本書の特色の1つは、「二重性」・「二面性」という用語が多用されている点にみられるが、それは、こうした共通の基本的目的のうえにあらわれてくる相対的な違いを指摘するために用いられている。つまり本書では、さきの軍部と外交との関係だけではなく、国際連盟をめぐる外交の問題にしても、連盟を指導する列強と日本とが、中国における権益の維持・拡大をねらうという共通の立場に立っているために国際連盟やリットン調査団の政策にも、さまざまな二重性・二面性が現われてくる、と捉えられているのである。

  もちろん、このような二重性・二面性は、満州事変が進展してゆく過程で、あるいは弱まり、あるいは消滅してゆくこととなる。つまり、外務省と軍中央部や関東軍との関係にしても、満州事変が、支配的指導者の間の一致なしに引き起こされるという特異な形態で出発したために、当初は相対的対立を含む二重外交現象が現われるが、その相対的対立は、基本的目的の共通性という基盤のうえで、外務省の政策が、不拡大→「平和的」拡大→「軍事的」拡大と変化する形で消滅してゆくというのである。

  そして外相が幣原から芳沢に代った上海事変の段階では、両者は完全な協力関係にはいったとみるのである。「上海事変には二重の要素がある。1は列強の目をそらすために事変を挑発し、日本と列強との矛盾を激化させる。2は『満州国』の円満な樹立のため、上海事変では列強と協調または妥協する。1は軍部がとった政策であり、2は主として外務省がとった政策である。」(177-8頁)つまりここでの関係は、対立から分業に転じているということになろう。

  こうした日本や列強の政策に対して、中国国民政府の側は、その二重性・二面性のなかの有利な側面に期待し、依存するというやり方を基本としていたと著者は分析する。上海事変における抵抗にしても、「交渉のための抵抗であり、日本の侵略を軍事的に撃退するがための抵抗ではなかった」(254頁)というのである。

  ここでは、本書の提示しているすべての問題をとりあげる余裕はないが、以上みてきたような文書の分析は、少なくとも、満州事変期における日本外務省の役割についての再検討を、日本の研究者に迫ってくるものといえよう。

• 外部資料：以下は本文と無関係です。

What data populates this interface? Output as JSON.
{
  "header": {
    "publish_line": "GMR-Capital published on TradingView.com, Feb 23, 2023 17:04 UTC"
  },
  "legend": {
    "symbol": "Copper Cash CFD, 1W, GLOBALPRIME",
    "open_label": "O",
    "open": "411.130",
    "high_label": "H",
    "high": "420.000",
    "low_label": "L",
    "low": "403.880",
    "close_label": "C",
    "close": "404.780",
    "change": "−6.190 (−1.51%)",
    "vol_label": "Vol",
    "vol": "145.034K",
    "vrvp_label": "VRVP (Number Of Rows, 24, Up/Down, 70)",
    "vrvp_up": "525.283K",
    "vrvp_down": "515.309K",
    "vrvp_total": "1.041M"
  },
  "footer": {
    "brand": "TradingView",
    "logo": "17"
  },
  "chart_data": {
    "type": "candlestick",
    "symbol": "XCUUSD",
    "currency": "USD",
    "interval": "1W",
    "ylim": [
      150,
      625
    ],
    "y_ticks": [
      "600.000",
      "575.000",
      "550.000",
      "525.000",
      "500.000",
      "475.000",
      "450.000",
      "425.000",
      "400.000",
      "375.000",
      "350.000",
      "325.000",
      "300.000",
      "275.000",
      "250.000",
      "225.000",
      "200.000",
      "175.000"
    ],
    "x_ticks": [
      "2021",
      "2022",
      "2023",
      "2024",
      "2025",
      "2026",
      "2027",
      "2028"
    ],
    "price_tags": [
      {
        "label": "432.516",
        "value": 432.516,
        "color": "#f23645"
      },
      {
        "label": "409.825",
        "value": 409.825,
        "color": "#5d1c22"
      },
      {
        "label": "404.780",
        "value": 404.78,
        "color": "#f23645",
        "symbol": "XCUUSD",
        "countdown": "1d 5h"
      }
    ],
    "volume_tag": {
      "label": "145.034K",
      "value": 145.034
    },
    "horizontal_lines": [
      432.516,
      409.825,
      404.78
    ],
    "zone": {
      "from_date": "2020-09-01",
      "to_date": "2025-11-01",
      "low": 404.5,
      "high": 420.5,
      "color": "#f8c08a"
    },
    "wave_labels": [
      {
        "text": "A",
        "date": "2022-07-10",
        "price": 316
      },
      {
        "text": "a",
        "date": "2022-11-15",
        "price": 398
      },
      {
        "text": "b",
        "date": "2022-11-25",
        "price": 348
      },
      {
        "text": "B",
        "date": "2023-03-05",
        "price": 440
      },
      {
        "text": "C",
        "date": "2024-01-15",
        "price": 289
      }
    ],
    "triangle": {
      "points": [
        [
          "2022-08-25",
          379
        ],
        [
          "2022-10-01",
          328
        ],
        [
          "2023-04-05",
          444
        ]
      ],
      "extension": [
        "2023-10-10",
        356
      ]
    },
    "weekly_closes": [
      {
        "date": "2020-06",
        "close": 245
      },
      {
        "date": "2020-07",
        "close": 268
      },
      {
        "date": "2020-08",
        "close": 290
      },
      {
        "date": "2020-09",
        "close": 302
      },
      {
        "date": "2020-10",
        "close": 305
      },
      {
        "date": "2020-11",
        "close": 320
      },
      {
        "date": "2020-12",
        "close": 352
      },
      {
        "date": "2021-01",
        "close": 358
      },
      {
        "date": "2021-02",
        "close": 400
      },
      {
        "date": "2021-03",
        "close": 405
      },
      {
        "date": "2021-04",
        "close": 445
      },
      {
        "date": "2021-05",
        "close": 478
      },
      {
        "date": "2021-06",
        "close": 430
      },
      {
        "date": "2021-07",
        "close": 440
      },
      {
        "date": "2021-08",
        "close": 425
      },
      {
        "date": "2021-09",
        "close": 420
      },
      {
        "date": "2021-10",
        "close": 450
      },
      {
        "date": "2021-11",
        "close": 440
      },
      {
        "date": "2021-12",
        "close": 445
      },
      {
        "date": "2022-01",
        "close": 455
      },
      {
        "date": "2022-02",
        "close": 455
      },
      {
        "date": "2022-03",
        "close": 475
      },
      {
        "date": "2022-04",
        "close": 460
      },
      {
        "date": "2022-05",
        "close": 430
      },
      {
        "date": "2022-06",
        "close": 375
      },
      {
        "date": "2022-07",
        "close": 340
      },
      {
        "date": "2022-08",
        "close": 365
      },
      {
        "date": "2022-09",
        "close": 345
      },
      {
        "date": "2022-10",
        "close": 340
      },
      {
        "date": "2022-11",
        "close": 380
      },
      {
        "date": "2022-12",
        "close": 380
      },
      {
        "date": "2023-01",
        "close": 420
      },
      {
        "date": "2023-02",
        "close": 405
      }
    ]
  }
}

  本書の価値は、こうした問題提起に加えて、日本の外務省記録と国民政府関係資料を駆使した、実証的研究の成果にも求められなくてはならない。とくに国際連盟とリットン調査団をめぐる日中両外交機関の活動については、これまでの水準をこえて、詳細に跡づけられている。そしてそのことを可能にしたのは、最近の中国における資料整理の進展にもよるものであろう。

  本書でも、『顧維鈞回想録』(1)1983年、同(2)85年、「民国档案」1号、2号、85年、といった最新刊の資料が利用されている。

  いずれにせよ、本書が満州事変期の外交史研究の新しい必読文献となるであろうことは疑いない。しかし、若干の難をいえば、本書が、外務省が軍部と並ぶ役割を果したことを強調した結果、外務省が常に重要な役割をにないつづけたという印象を与えることになっている点は問題であろう。

  例えば、1933年熱河作戦を、著者は、「上海事変のように」「国際連盟の最終報告書からその目をそらさせ」(360頁)ようとしたものとみているが、熱河作戦は上海事変とは異質な新たな侵略であり、そこでは軍は、もはや連盟の動向を無視していたのではないだろうか。つまりこの段階の外務省は、中国に対しては活動停止状態に陥り、積極的な役割は何も果していないように思われるのである。

  ともあれ、本書は満州事変期の研究を通じて、そもそも外交とは何かという問題をも、我々につきつけているともいえよう。